A pessoa que se encontra nesta fase tem fobia de sua vivência interna e das partes dissociadas, razão pela qual a construção da memória provavelmente será um processo progressivo, com o que poderíamos chamar de pontos de lucidez.

“Como regra geral, a parte ou partes da pessoa que funcionam na vida cotidiana serão responsáveis, e não o terapeuta, por cuidar das partes do bebê.”

-Fonseca-

2. Processamento do Trauma: Integrando Memórias Traumáticas

Nesta fase, o objetivo é processar as emoções, pensamentos e sensações corporais que foram ligadas ao trauma. Isto é conseguido pela re-experiência de situações traumáticas e pela verbalização das emoções intensas sentidas pelo paciente. O exercício é mais do que uma liberação emocional, porque envolve a elaboração e integração da experiência.

“Isso implica uma lembrança, para processar e curar.”

-Fonseca-

O objetivo é confrontar, trabalhar e integrar memórias traumáticas. Esta fase carrega um perigo: o paciente tem fobia de suas memórias traumáticas e revivê-las pode levar a um novo trauma, por isso é essencial avançar na exploração; abordagens especializadas como a EMDR ou a psicoterapia sensorimotora são utilizadas para este fim.

transtornos dissociativos
A terapia EMDR é endossada pela comunidade científica para tratar traumas.
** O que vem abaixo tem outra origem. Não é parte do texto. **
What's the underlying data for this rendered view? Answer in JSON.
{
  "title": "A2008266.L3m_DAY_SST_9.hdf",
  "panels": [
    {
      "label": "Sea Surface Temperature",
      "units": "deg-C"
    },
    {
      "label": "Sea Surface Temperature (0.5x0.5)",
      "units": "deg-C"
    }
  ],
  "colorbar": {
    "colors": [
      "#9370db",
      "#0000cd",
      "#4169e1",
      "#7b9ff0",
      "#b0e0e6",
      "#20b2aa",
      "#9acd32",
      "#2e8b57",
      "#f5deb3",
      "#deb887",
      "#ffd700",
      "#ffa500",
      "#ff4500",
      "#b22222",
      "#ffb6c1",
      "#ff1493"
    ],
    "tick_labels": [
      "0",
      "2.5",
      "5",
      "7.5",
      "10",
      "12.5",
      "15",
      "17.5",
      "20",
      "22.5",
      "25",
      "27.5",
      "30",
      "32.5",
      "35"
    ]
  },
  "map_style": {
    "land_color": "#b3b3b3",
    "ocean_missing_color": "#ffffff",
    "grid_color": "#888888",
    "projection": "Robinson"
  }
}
3. Integração da personalidade e reabilitação

Às vezes é impossível passar da primeira fase, quanto mais chegar à última. O objetivo aqui é organizar uma identidade o mais estável e unida possível. Nesta fase, é provável que o paciente tenha fobia das implicações de levar uma vida cotidiana.
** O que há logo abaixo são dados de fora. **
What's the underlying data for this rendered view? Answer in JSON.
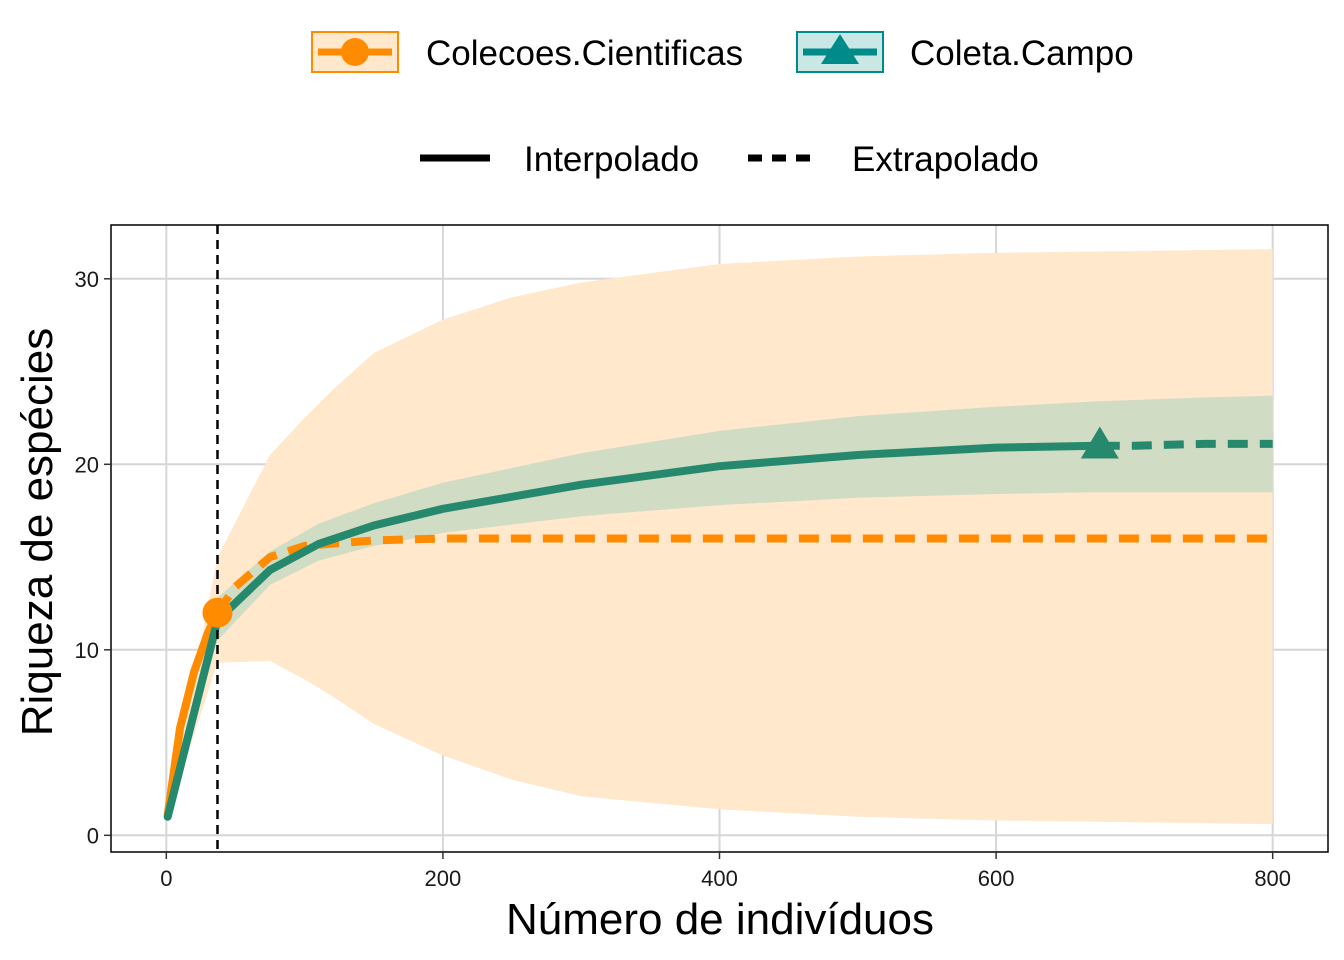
{
  "chart_data": {
    "type": "line",
    "title": "",
    "xlabel": "Número de indivíduos",
    "ylabel": "Riqueza de espécies",
    "xlim": [
      -40,
      840
    ],
    "ylim": [
      -0.9,
      32.9
    ],
    "x_ticks": [
      0,
      200,
      400,
      600,
      800
    ],
    "y_ticks": [
      0,
      10,
      20,
      30
    ],
    "grid": true,
    "legend_position": "top",
    "reference_line": {
      "x": 37,
      "style": "dashed",
      "color": "#000000"
    },
    "line_type_legend": [
      {
        "label": "Interpolado",
        "style": "solid"
      },
      {
        "label": "Extrapolado",
        "style": "dashed"
      }
    ],
    "series": [
      {
        "name": "Colecoes.Cientificas",
        "color": "#FF8C00",
        "fill": "#FFE8CC",
        "marker": "circle",
        "observed": {
          "x": 37,
          "y": 12
        },
        "interpolated": {
          "x": [
            1,
            10,
            20,
            30,
            37
          ],
          "y": [
            1.1,
            5.8,
            8.8,
            10.9,
            12.0
          ]
        },
        "extrapolated": {
          "x": [
            37,
            50,
            75,
            100,
            150,
            200,
            300,
            400,
            500,
            600,
            700,
            800
          ],
          "y": [
            12.0,
            13.4,
            15.0,
            15.6,
            15.9,
            16.0,
            16.0,
            16.0,
            16.0,
            16.0,
            16.0,
            16.0
          ]
        },
        "ci": {
          "x": [
            1,
            37,
            75,
            100,
            120,
            150,
            200,
            250,
            300,
            400,
            500,
            600,
            700,
            800
          ],
          "lower": [
            1.1,
            9.3,
            9.4,
            8.4,
            7.5,
            6.0,
            4.3,
            3.0,
            2.1,
            1.4,
            1.0,
            0.8,
            0.7,
            0.6
          ],
          "upper": [
            1.1,
            15.0,
            20.5,
            22.5,
            24.0,
            26.0,
            27.8,
            29.0,
            29.8,
            30.8,
            31.2,
            31.4,
            31.5,
            31.6
          ]
        }
      },
      {
        "name": "Coleta.Campo",
        "color": "#26896E",
        "legend_color": "#008B8B",
        "fill": "#C8D9C2",
        "marker": "triangle",
        "observed": {
          "x": 675,
          "y": 21.0
        },
        "interpolated": {
          "x": [
            1,
            37,
            75,
            110,
            150,
            200,
            300,
            400,
            500,
            600,
            675
          ],
          "y": [
            1.0,
            11.6,
            14.3,
            15.7,
            16.7,
            17.6,
            18.9,
            19.9,
            20.5,
            20.9,
            21.0
          ]
        },
        "extrapolated": {
          "x": [
            675,
            700,
            750,
            800
          ],
          "y": [
            21.0,
            21.0,
            21.1,
            21.1
          ]
        },
        "ci": {
          "x": [
            1,
            37,
            75,
            110,
            150,
            200,
            300,
            400,
            500,
            600,
            675,
            750,
            800
          ],
          "lower": [
            1.0,
            10.5,
            13.5,
            14.8,
            15.6,
            16.3,
            17.2,
            17.8,
            18.2,
            18.4,
            18.5,
            18.5,
            18.5
          ],
          "upper": [
            1.0,
            12.8,
            15.3,
            16.8,
            17.9,
            19.0,
            20.6,
            21.8,
            22.6,
            23.1,
            23.4,
            23.6,
            23.7
          ]
        }
      }
    ]
  }
}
“Na melhor das hipóteses, as partes dissociadas serão coerentes.”

-Fonseca-

A terceira é uma fase de luto. Luto pelas perdas passadas, presentes e futuras. É fundamental que o paciente aprenda a correr os riscos de levar uma vida normal, o que pode reativar memórias relacionadas ao trauma. Se isso ocorrer, é recomendável revisar com o terapeuta as tarefas realizadas nas fases anteriores.

Recomenda-se intervir individualmente com pessoas que sofrem de dissociação. A terapia pode durar anos, pode durar até a vida inteira do paciente. Nestes casos, a validação e a relação terapêutica tornam-se especialmente relevantes.